第66話 クリスマスイブにデートです。 ⑦

「陸くん、落ち着いた?」


「うん……恥ずかしいとこ、見せちゃったね」


「別にいいよ。 全然気にしてないよ!」


 俺が泣いてから数十分後。 涙も止まり、落ち着いた俺は鈴と話をしながら公園を出て、ショッピングモールへと向かっていた。


 まだ目元は赤いけど、元に戻るまで待っていたら服屋が閉店してしまうかもしれないからな。


「今日は本当にありがとう……。 気持ちが一気に晴れたよ」


「陸くんが元気になったんなら良かったよ!」


 俺と鈴は商店街の中を歩く。 周りの人達は俺たちと同じように笑顔の人がいっぱいいた。


「それにしても、ネックレスいつの間に買ったの?」


「陸くんがランニングシューズを見ている時だよ! 元々買う物は決めてたから、直ぐにお会計を済ましたの!」


 鈴はしてやったりという表情をしていた。


「すごいな鈴は。 俺まったく気付かなかったよ」


「そりゃあ、気付かれないようにすっごく注意していたからねー!」


 鈴は楽しそうに笑う。 その笑みを見て、俺にも笑みが浮かんだ。


「でさ、そのネックレスはどう? 陸くんのお気に召した?」


 鈴は俺の首元を見ながら聞いてくる。


 そこには赤と金で彩られているネックレスが揺れていた。


「すっごく気に入ったよ! 赤と金が入ってるのかっこいい!」


「なら良かったー! 陸くんにはこれが似合うって思ってたけど、気に入ってくれるか不安だったんだよ〜」


「このネックレス練習で付けさせてもらうね!」


「どうぞどうぞ〜!」


 俺たちは話しながら商店街を歩いていると、服屋があったショッピングモールが見えてきた。
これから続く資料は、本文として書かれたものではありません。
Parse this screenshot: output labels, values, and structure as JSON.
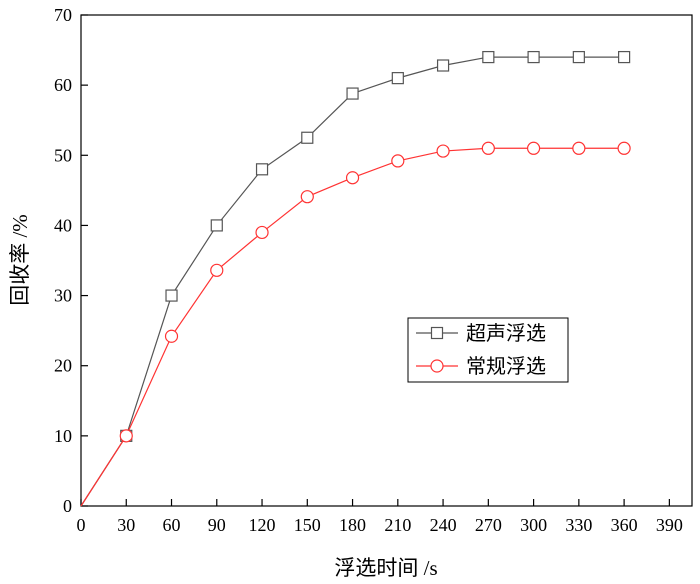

「服屋さんで服買ったらさ、最後にご飯食べに行こうよ!」


「行こう行こう!」


 俺は鈴の提案に賛成する。 クリスマスイブで人は多そうだけど、1番多いはずの時間帯は過ぎたから、きっと大丈夫だろう。


「それにしても、今日は鈴にデート全部お任せしちゃったし、プレゼントも貰っちゃったな……」


「別にいいよー! 私がしたくてしたんだから!」


「でも、それじゃあ俺の気が収まらないよ」


 俺がそう言うと、鈴は唇の下に人差し指を置きながら考える。


 すると、なにか良いことを思いついたのか、左手を皿にして右手でポンッと叩いた。


「ならさ、私の誕生日に陸くんがデートプランを練って、私にプレゼント渡してよ!!」


「!! それいいね! それでいこう! 因みに誕生日はいつなの?」


「2月14日だよ!」


「2月14日って……バレンタインデーの日じゃん!」


「そうだよ! へへっ期待しているからねっ♪」


 鈴はニコニコ笑いながら言ってくる。


 これはなかなか難易度が高いんじゃないか?


 でも、鈴も期待しているし、頑張ってみるか!!


「陸くん、行こうよ!」


「うん!!」


 俺たちはショッピングモールに入って服を買い、帰りにファミレスで少し遅い夕ご飯を食べた。


 そして、補導されない時間ギリギリまでクリスマスイブのデートを楽しんだのだった。